L’ouvrier hésita à tendre la main pour prendre la pièce ; le premier meurtre étant encore trop frais dans sa mémoire, il ressentait une sorte d’effroi.

— Père ! — dit-il d’une voix presque suppliante, — ta conscience se charge-t-elle de cette action et as-tu entendu, de tes propres oreilles, Glaucos trahir ses frères ?

Chilon comprit qu’il fallait ou donner des preuves, ou citer des noms, sans quoi le doute pourrait entrer dans le cœur du géant. Et soudain, il lui vint une inspiration heureuse :

— Écoute, Urbain, je demeure à Corinthe, mais je suis originaire de Cos et j’enseigne ici, à Rome, la doctrine du Christ à une esclave de mon pays, du nom d’Eunice. Elle sert comme vestiplice dans la maison d’un certain Pétrone, ami de César. Eh bien ! dans cette maison, j’ai entendu Glaucos s’engager à livrer tous les chrétiens et affirmer, en outre, à un autre familier de César, Vinicius, qu’il lui ferait retrouver parmi les chrétiens une jeune vierge…

Il s’arrêta pour regarder avec stupéfaction l’ouvrier, dont les yeux, brusquement, avaient étincelé comme ceux d’une bête fauve et dont le visage avait pris une expression de colère sauvage et de menace.

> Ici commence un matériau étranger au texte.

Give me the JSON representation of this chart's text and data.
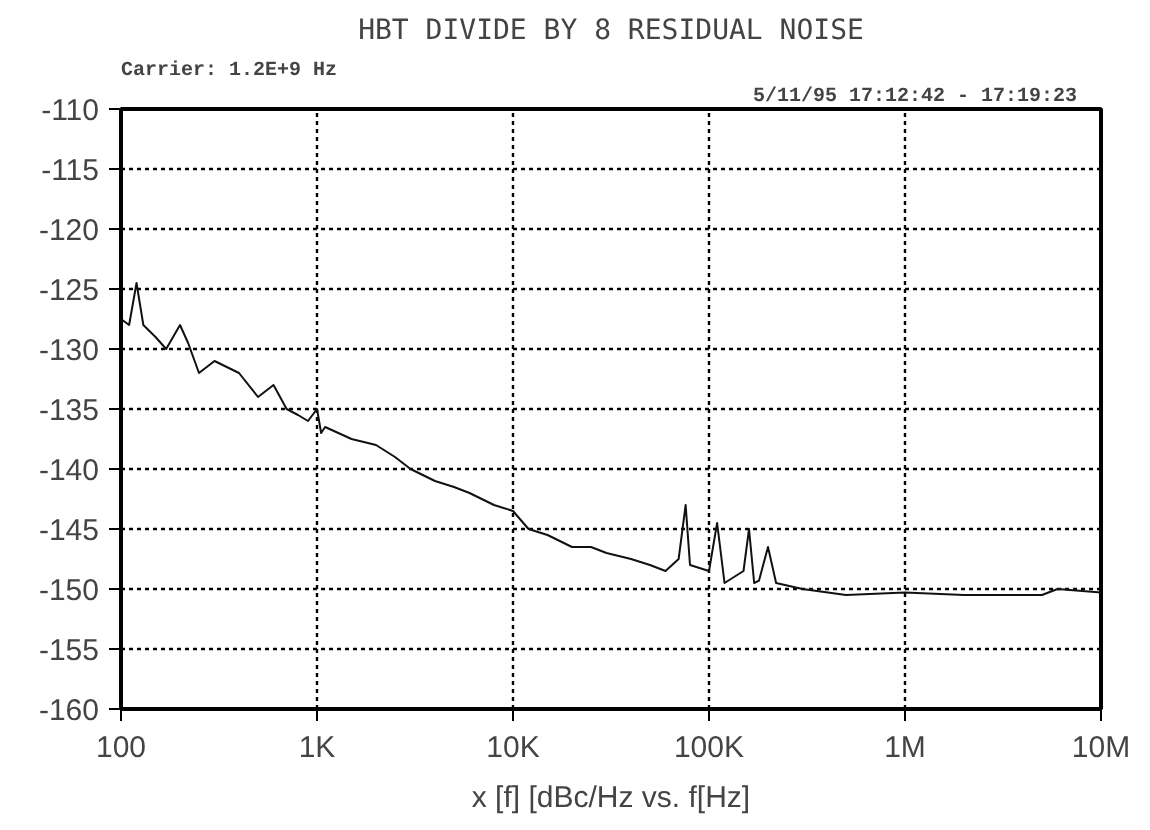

— Qu’as-tu ? — demanda-t-il avec quelque frayeur.

— Rien, mon père. Demain, je tuerai Glaucos !

Le Grec se tut ; un instant après, il prit l’ouvrier par les épaules et le fit se retourner de façon à pouvoir observer avec attention son visage, pleinement éclairé par la lueur de la lune. Il hésitait, ne sachant s’il fallait continuer à le questionner et tirer tout au clair ou bien s’en tenir à ce qu’il avait appris.

Sa prudence innée prit le dessus. Il respira profondément à deux reprises, puis, la main sur la tête de l’ouvrier, il lui demanda d’une voix solennelle et bien accentuée :

— Urbain est bien le nom que tu as reçu au saint baptême ?

— Oui, mon père.

— Urbain, que la paix soit avec toi !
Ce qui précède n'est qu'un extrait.